We Analyzed 1.3M ChatGPT Mentions: Here’s What We Found

Updated: March 26, 2026
14 min read

In February 2026, ChatGPT hit a massive milestone: 900 million weekly active users. At the same time, it was being mentioned somewhere online every 4 seconds!

We analyzed 1.3M ChatGPT mentions using social listening and media monitoring data to understand how people use the tool, what drives the conversation, and how sentiment around ChatGPT changes over time.

What we found: Almost 8 out of 10 times (79%) mentions of ChatGPT focus on real use cases, and those practical discussions generate 4-18x more positive sentiment than the general chatter about AI.

Key takeaways:

  • 79% of the conversation is about use cases, not the ethical questions

    When people mention ChatGPT, almost 80% are focusing on practical use, like coding help, speeding up their workflow, or everyday tasks. The deep conversations about ethics are happening too, but they’re not the main topic most of the time.

  • Negative buzz shot up 58% in just six weeks, and the tool wasn't to blame

    That big jump in negativity was fast, even though the ChatGPT product itself was pretty much the same. What triggered it were the OpenAI controversies, not bad user experience.

  • When people talk about actual uses, they're 4-18x more positive

    If the conversation is about a specific, real-world task, like using AI to make an image or draft an email, people feel much more positive about it than when they just talk about "AI" in general.

  • People trust the product, but not always the company

    Users are clearly drawing a line between ChatGPT (the tool) and OpenAI (the company). Most negative spikes came from decisions the company made, not problems with the AI itself. This shows that having a great product might not be enough to fully protect your brand reputation.

⚠️ Research methodology

This report is based on Brand24 social listening data and Insights24 data analysis.

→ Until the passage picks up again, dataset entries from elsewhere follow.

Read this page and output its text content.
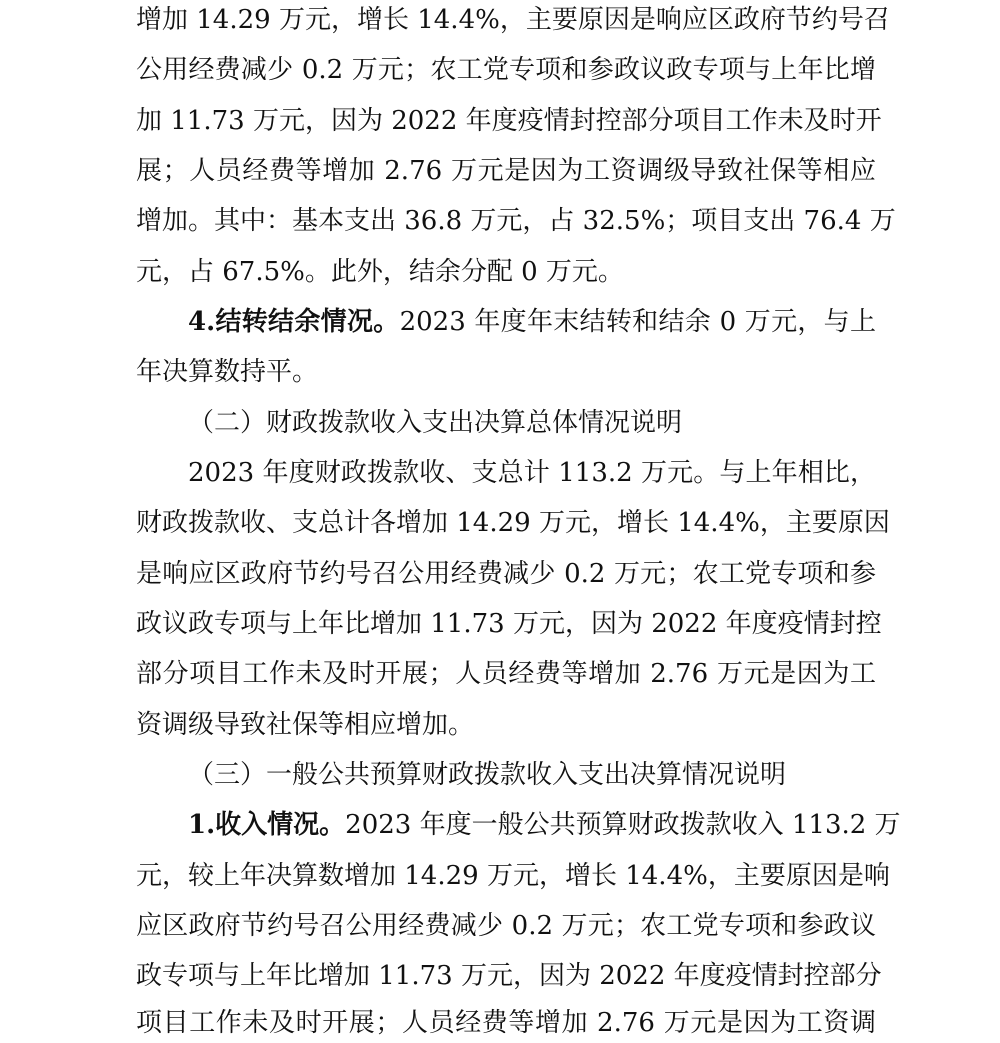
增加 14.29 万元，增长 14.4%，主要原因是响应区政府节约号召
公用经费减少 0.2 万元；农工党专项和参政议政专项与上年比增
加 11.73 万元，因为 2022 年度疫情封控部分项目工作未及时开
展；人员经费等增加 2.76 万元是因为工资调级导致社保等相应
增加。其中：基本支出 36.8 万元，占 32.5%；项目支出 76.4 万
元，占 67.5%。此外，结余分配 0 万元。
4.结转结余情况。2023 年度年末结转和结余 0 万元，与上
年决算数持平。
（二）财政拨款收入支出决算总体情况说明
2023 年度财政拨款收、支总计 113.2 万元。与上年相比，
财政拨款收、支总计各增加 14.29 万元，增长 14.4%，主要原因
是响应区政府节约号召公用经费减少 0.2 万元；农工党专项和参
政议政专项与上年比增加 11.73 万元，因为 2022 年度疫情封控
部分项目工作未及时开展；人员经费等增加 2.76 万元是因为工
资调级导致社保等相应增加。
（三）一般公共预算财政拨款收入支出决算情况说明
1.收入情况。2023 年度一般公共预算财政拨款收入 113.2 万
元，较上年决算数增加 14.29 万元，增长 14.4%，主要原因是响
应区政府节约号召公用经费减少 0.2 万元；农工党专项和参政议
政专项与上年比增加 11.73 万元，因为 2022 年度疫情封控部分
项目工作未及时开展；人员经费等增加 2.76 万元是因为工资调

We tracked mentions of “ChatGPT” keyword across:

  • social media platforms (Instagram, Facebook, TikTok, X (Twitter), etc.)
  • news media
  • blogs
  • podcasts
  • video platforms
  • online communities

from January 1 to February 28, 2026.

The main dataset includes 1.3M mentions with a combined reach of 12.6B people. Sentiment was categorized as positive, neutral, or negative. We also pulled a filtered subset of 258.3k mentions to take a closer look specifically at use case discussions.

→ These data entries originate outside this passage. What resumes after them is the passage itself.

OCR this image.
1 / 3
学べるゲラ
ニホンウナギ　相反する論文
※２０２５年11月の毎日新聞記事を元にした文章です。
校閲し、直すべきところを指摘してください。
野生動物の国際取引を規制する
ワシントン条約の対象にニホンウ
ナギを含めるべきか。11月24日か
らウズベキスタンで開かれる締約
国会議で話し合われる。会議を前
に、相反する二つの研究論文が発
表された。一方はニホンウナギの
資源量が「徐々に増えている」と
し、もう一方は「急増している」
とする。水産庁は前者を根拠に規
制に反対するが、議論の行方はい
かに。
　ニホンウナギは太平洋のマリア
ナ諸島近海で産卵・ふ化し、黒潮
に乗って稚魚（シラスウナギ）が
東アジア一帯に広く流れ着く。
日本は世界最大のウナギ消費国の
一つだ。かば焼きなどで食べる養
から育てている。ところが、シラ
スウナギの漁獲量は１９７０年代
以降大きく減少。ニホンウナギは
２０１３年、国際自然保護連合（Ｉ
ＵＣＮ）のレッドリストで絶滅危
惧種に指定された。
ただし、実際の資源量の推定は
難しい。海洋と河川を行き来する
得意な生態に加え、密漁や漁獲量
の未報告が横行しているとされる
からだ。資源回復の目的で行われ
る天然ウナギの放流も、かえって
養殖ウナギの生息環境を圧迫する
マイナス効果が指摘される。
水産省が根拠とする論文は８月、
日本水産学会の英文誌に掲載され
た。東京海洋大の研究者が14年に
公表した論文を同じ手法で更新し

Neutral mentions make up 72% of the dataset and include mentions like news stories, straightforward tool comparisons, and social posts that don’t show much emotion either way.

ChatGPT generates more online conversation than some countries generate news

Hitting a reach of 12.7 billion in just 2 months speaks a lot about ChatGPT’s massive cultural impact.

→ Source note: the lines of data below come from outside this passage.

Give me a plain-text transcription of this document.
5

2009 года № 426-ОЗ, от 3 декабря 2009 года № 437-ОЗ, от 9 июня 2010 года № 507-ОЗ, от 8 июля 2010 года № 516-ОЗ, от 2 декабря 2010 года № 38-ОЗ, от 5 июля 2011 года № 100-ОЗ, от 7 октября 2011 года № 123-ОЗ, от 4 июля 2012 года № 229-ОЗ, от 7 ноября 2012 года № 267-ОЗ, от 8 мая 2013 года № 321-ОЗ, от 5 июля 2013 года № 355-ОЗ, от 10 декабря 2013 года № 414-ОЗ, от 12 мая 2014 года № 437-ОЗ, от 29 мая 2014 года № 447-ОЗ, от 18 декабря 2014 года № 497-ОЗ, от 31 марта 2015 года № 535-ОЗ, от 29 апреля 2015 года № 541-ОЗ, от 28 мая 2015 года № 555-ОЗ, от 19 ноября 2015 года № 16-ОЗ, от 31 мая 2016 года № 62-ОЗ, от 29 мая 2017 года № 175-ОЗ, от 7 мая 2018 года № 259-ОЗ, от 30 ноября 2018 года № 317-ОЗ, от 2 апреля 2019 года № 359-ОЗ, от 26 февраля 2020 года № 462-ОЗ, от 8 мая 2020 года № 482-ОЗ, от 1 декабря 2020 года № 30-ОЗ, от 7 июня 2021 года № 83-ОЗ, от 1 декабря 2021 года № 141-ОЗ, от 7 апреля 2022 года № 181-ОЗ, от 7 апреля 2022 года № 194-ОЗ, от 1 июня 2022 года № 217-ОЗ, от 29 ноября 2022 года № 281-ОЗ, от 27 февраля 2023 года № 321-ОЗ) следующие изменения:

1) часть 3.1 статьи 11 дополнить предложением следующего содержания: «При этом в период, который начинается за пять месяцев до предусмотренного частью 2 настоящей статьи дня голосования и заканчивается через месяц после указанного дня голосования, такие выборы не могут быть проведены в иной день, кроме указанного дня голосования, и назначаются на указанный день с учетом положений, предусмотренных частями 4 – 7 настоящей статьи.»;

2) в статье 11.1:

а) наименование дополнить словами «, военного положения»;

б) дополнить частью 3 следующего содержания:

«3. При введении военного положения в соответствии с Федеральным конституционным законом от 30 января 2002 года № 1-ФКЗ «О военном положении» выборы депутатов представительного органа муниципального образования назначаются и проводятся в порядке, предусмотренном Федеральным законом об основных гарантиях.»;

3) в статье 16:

In January and February 2026 alone, people posted, shared, argued about, and reacted to ChatGPT 1.3 million times.

In February 2026, OpenAI announced ChatGPT had topped 900 million weekly active users, up from 800 million just four months earlier.

That 12.5% growth jump, starting from an already huge user base, created a ton of media coverage, which kept the mention volume high through the period.

💡 Key insight

ChatGPT’s discussion volume isn’t tied to a specific news story, one social media platform, or a single event. Millions of people use it every day to share their results, debate its features, and create how-to guides.

It’s huge, happening everywhere, in multiple languages, and while it has big moments, its regular level of conversation is always high.

What do people focus on when they mention ChatGPT?

It’s probably not what you’d expect. Most of the chatter is focused on practical, professional ways to use it, rather than big ethical debates, at least when you look at the volume of brand mentions. 

79% of the share of voice goes to the topic of “AI Tools and Applications”:

  • 1 coding
  • 2 boosting productivity
  • 3 improving business workflows
  • 4 comparing LLM models
  • 5 API integrations

Entertainment like memes, viral trends, and fun experiments comes in second at 11% of share of voice. 

As for the heavy, “is-this-the-end-of-the-world-as-we-know-it” topics (AI safety, ethics, or rules), they barely show up as a separate conversation. 

That said, a bit of that worry does pop up as negative comments within the discussions about the AI tools themselves.

Looking closely at the numbers in the table, the sentiment tells an interesting story:

  • 1 The "AI Tools" category (which is the largest one we looked at) actually had the most negative sentiment – 13.7%.
  • 2 On the other hand, even though "Entertainment" content was “only” 11% of the chat, it had the highest positive sentiment at 30%.

💡 Key insight

79% of conversation is about varied practical applications of ChatGPT. Only 2% is about OpenAI as a company. The internet treats ChatGPT strictly as a tool, not a corporation…but only until something goes wrong.

ChatGPT analysis shows that 79% of use case conversations are about work

When we filtered the data down to mentions where people talked specifically about how they use ChatGPT (that’s 258.3 thousand mentions out of 1.3 million total), a clear pattern showed up in the social listening data.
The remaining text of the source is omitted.